Saturday, July 18, 2009

Moon Man

Some high school kids bought up a batch of mice and let them go in assembly. Many were trampled to death. This little guy escaped and lived for six months at the Stratham SPCA. I adopted him on Halloween, full moon. Hence the name.
He's a pretty old guy now, almost three. So I was happy, just now, when he took a little sun bath and I was able to get some good pictures! He answers to his name, lets me pat him. And he has the most wonderful, petal-like ears.

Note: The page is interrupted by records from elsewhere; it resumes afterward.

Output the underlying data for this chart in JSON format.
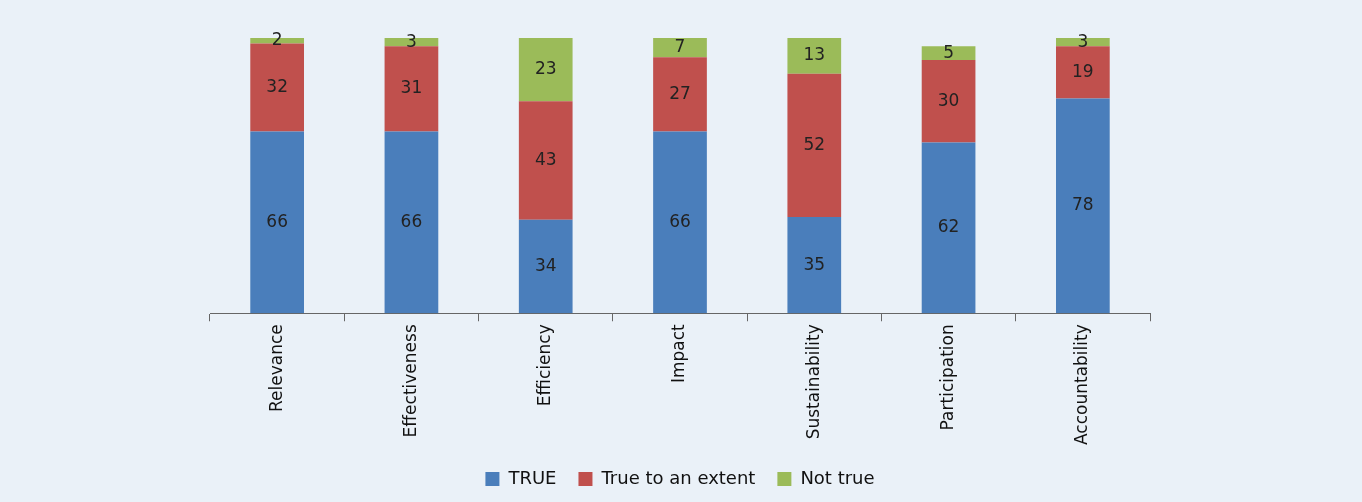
{
  "chart_data": {
    "type": "bar",
    "stacked": true,
    "data_labels": true,
    "legend": "bottom",
    "grid": false,
    "categories": [
      "Relevance",
      "Effectiveness",
      "Efficiency",
      "Impact",
      "Sustainability",
      "Participation",
      "Accountability"
    ],
    "series": [
      {
        "name": "TRUE",
        "color": "#4a7ebb",
        "values": [
          66,
          66,
          34,
          66,
          35,
          62,
          78
        ]
      },
      {
        "name": "True to an extent",
        "color": "#c0504d",
        "values": [
          32,
          31,
          43,
          27,
          52,
          30,
          19
        ]
      },
      {
        "name": "Not true",
        "color": "#9bbb59",
        "values": [
          2,
          3,
          23,
          7,
          13,
          5,
          3
        ]
      }
    ]
  }
}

The Committe To Begin Essential Piano Placement

Painted pianos all over London this summer. Anyone can sit down and play. This is enough to make me buy a ticket to England, pronto. But even better, let's start a campaign to put musical instruments in every town and city!

Friday, July 17, 2009

In the Other Kind of Time by Mark Nepo

by Mark Nepo

Let's journey now
to the other kind of time
where we've known each other
for centuries, beneath our names,
beneath our pain, to the other side
where we can stop to listen
the way fox listen to the night.

Come with me out of the cold
where we can put down the
notions we've been carrying
like torn flags into battle.

We can throw them to the earth
or place them in the earth, and ask,
why these patterns in the first place?
If you want, we can repair them, if
they still seem true. Or we can
sing as they burn.

Come. Let's feel our way
beneath the noise where we
can ask what it means to be alive
and lift our chins from the stream
like deer who've outrun
all the hunters.

Intense blackberry love

My sister, who's from Oregon, laughed at my yard
that by now looks almost like Sleeping Beauty's castle, wreathed and impassible because of thorny rose vines. In my case, it's blackberries. Kathleen
said, "Every single person I know does everything they can to get the blackberries out of their yard. You do everything to encourage them. . ."
Yes siree Bob I do. For me and the birds. Here is the first ripe berry of July. And one picture down, you can guess what happened.

Sunday, July 12, 2009

Capybara Solo

Capybara Ensemble

Watch for Sandra Beasley --Dazzling New Poet

Keep an eye out for poet Sandra Beasley. In this month's issue of Poetry, one of her poems,
Unit of Measure appears. I'll post it here along with a terrific poem called Love Poem for Wednesday. She has one book already published, Theories of Falling
and another book, I Was the Jukebox, due out in April of 2010.

Unit of Measure

All can be measured by the standard of the capybara.
Everyone is lesser than or greater than the capybara.
Everything is taller or shorter than the capybara.
Everything is mistaken for a Brazilian dance craze
more or less frequently than the capybara.
Everyone eats greater or fewer watermelons
than the capybara. Everyone eats more or less bark.
Everyone barks more than or less than the capybara,
who also whistles, clicks, grunts, and emits what is known
as his alarm squeal. Everyone is more or less alarmed
than a capybara, who—because his back legs
are longer than his front legs—feels like
he is going downhill at all times.
Everyone is more or less a master of grasses
than the capybara. Or going by the scientific name,
more or less Hydrochoerus hydrochaeris
or, going by the Greek translation, more or less
water hog
. Everyone is more or less
of a fish than the capybara, defined as the outermost realm
of fishdom by the 16th-century Catholic Church.
Everyone is eaten more or less often for Lent than
the capybara. Shredded, spiced, and served over plantains,
everything tastes more or less like pork
than the capybara. Before you decide that you are
greater than or lesser than a capybara, consider
that while the Brazilian capybara breeds only once a year,
the Venezuelan variety mates continuously.
Consider the last time you mated continuously.
Consider the year of your childhood when you had
exactly as many teeth as the capybara—
twenty—and all yours fell out, and all his
kept growing. Consider how his skin stretches
in only one direction. Accept that you are stretchier
than the capybara. Accept that you have foolishly
distributed your eyes, ears, and nostrils
all over your face. Accept that now you will never be able
to sleep underwater. Accept that the fish
will never gather to your capybara body offering
their soft, finned love. One of us, they say, one of us,
but they will not say it to you.

Love Poem for Wednesday

You’re the day after Tuesday, before eternity.
You’re the day we ran out of tomatoes
and used tiny packets of ketchup instead.

You are salt, no salt, too much salt, a hangover.
You hold the breath of an abandoned cave.
Sometimes you surprise me with your

aurora borealis and I’ll pull over to watch you;
I’ll wait in the dark shivering fields of you.
But mostly, not. My students don’t care for you

or your lessons from the life of a minor god.
Can you hit the high C in our anthem?
Can you bench press a national disaster?

I fear for you, Wednesday. Your papers
are never in order. Your boots track in mud.
You’re the day I realized I didn’t even like him,

and the day I still said yes, yes, yes.
Sometimes I think you and I should elope,
and leave this house of cards to shuffle itself.

You are love, no love, too much love, a cuckold.
You are the loneliest of the three bears, hoping
to come home and find someone in your bed.